Dr. Wetter: We found that patients with LCV and an absence of histiocytes had higher rates of gastrointestinal involvement (P = .03), but otherwise no other statistically significant associations between histopathologic features and either gastrointestinal disease or joint involvement were found in our study. We are uncertain of the clinical significance of the finding of an increased risk of gastrointestinal tract involvement in patients with skin biopsies showing LCV with an absence of histiocytes. We were unable to determine the age of lesions biopsied in our cohort of 68 patients; since histiocytes become more common as lesions age, information regarding the age of each lesion and correlating it with the absence or presence of histiocytes would be important in determining whether this particular finding in our study has any clinical significance.

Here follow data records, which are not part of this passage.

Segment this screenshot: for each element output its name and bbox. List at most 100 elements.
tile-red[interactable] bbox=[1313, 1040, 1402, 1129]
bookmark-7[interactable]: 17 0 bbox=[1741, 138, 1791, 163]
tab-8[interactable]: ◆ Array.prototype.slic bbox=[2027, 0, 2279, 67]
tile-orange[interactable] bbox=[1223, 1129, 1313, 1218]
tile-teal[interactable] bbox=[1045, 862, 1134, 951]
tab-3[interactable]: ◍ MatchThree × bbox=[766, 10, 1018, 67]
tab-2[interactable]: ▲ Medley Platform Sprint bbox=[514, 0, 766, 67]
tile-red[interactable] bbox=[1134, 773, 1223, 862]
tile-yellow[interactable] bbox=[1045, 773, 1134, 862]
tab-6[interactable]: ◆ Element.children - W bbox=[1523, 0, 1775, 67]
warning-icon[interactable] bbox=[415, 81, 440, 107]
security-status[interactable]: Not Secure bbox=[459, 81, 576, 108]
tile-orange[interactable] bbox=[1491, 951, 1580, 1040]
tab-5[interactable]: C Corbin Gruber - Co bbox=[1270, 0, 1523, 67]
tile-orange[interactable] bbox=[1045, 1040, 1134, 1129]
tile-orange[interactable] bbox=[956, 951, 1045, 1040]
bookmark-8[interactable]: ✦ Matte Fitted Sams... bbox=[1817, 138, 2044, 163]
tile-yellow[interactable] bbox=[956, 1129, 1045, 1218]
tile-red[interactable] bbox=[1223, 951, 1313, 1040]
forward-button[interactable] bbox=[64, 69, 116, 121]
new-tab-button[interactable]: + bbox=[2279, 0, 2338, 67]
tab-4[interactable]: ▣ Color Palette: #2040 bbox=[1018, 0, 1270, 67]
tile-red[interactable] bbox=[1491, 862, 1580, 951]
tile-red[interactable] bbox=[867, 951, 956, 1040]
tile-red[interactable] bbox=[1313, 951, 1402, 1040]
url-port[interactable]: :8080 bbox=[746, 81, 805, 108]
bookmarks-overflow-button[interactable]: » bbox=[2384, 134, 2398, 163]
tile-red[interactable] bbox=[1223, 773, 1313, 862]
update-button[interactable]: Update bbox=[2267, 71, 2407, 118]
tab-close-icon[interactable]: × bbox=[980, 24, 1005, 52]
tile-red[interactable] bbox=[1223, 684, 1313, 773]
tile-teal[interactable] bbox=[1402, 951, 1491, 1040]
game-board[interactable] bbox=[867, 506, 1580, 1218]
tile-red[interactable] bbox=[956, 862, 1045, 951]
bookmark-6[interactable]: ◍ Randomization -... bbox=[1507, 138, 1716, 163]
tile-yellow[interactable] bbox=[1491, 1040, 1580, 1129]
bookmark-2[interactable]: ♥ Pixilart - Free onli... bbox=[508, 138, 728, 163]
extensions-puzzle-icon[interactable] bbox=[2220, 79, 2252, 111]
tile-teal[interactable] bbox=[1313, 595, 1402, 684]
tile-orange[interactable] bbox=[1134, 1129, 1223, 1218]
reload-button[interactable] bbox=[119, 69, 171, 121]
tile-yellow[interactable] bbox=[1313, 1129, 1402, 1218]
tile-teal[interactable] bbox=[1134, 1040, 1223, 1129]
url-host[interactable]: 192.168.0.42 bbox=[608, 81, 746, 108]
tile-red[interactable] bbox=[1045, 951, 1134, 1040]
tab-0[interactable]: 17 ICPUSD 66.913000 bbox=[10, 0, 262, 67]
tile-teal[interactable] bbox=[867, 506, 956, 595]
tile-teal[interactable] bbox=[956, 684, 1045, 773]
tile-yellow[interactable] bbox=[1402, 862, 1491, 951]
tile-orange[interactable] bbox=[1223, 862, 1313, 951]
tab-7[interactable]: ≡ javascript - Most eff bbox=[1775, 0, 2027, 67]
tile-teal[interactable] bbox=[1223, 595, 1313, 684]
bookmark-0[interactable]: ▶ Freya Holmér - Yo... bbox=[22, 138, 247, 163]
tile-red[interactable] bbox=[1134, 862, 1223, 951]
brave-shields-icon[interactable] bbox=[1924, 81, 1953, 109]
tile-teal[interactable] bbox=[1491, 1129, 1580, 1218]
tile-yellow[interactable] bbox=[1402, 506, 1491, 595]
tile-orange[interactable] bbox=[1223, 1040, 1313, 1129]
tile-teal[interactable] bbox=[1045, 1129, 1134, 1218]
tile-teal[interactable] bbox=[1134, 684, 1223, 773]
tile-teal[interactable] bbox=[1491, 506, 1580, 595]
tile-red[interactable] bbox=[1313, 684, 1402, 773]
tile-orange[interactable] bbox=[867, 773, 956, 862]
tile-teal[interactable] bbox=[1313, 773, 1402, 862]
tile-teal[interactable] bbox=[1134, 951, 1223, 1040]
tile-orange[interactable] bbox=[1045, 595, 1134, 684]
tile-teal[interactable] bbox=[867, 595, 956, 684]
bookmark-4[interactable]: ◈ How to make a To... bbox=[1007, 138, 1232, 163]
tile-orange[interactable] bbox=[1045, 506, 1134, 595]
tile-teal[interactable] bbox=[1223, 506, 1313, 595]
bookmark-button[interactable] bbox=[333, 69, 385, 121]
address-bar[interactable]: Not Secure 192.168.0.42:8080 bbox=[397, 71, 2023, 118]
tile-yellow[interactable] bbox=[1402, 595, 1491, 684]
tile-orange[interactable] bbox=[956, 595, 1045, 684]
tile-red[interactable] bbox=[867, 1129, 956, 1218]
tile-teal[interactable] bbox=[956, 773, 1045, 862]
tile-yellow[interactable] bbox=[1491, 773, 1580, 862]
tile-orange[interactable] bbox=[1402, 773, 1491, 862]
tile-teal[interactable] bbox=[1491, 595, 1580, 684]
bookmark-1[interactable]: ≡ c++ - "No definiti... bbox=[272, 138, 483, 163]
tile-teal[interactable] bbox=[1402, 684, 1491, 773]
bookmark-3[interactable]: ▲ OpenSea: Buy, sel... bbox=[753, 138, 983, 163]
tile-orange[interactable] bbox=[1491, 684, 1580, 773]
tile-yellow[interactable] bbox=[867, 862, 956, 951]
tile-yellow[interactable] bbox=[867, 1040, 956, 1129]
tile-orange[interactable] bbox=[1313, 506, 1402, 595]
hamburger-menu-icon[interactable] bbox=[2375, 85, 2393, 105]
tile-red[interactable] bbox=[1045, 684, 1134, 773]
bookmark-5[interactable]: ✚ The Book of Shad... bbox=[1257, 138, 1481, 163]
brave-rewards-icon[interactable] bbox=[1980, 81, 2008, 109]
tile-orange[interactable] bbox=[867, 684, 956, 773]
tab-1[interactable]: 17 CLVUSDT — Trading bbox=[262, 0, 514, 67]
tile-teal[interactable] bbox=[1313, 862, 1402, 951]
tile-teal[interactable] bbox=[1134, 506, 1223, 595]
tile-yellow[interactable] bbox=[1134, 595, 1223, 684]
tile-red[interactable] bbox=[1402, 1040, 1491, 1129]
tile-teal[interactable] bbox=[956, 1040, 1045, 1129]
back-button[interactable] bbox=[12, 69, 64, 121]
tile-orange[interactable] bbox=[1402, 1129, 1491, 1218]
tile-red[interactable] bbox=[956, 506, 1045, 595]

Dr. Van Voorhees: Will you change your clinical practice as a consequence of what you have found?
Dr. Wetter: Yes, I have changed the way I manage adult HSP patients based upon our study’s findings. In particular, I specifically talk to the dermatopathologist reading the patient’s skin biopsy specimen and ask about the presence or absence of perivascular eosinophils in association with LCV. If the patient is older than 40 years and does not have eosinophils on skin biopsy, I will then follow the patient (with the assistance of a nephrologist) more closely over time for the development of renal disease. Further studies are needed to determine whether more aggressive treatment of adult HSP patients older than 40 years of age and without eosinophils on skin biopsy could decrease the development of renal sequelae.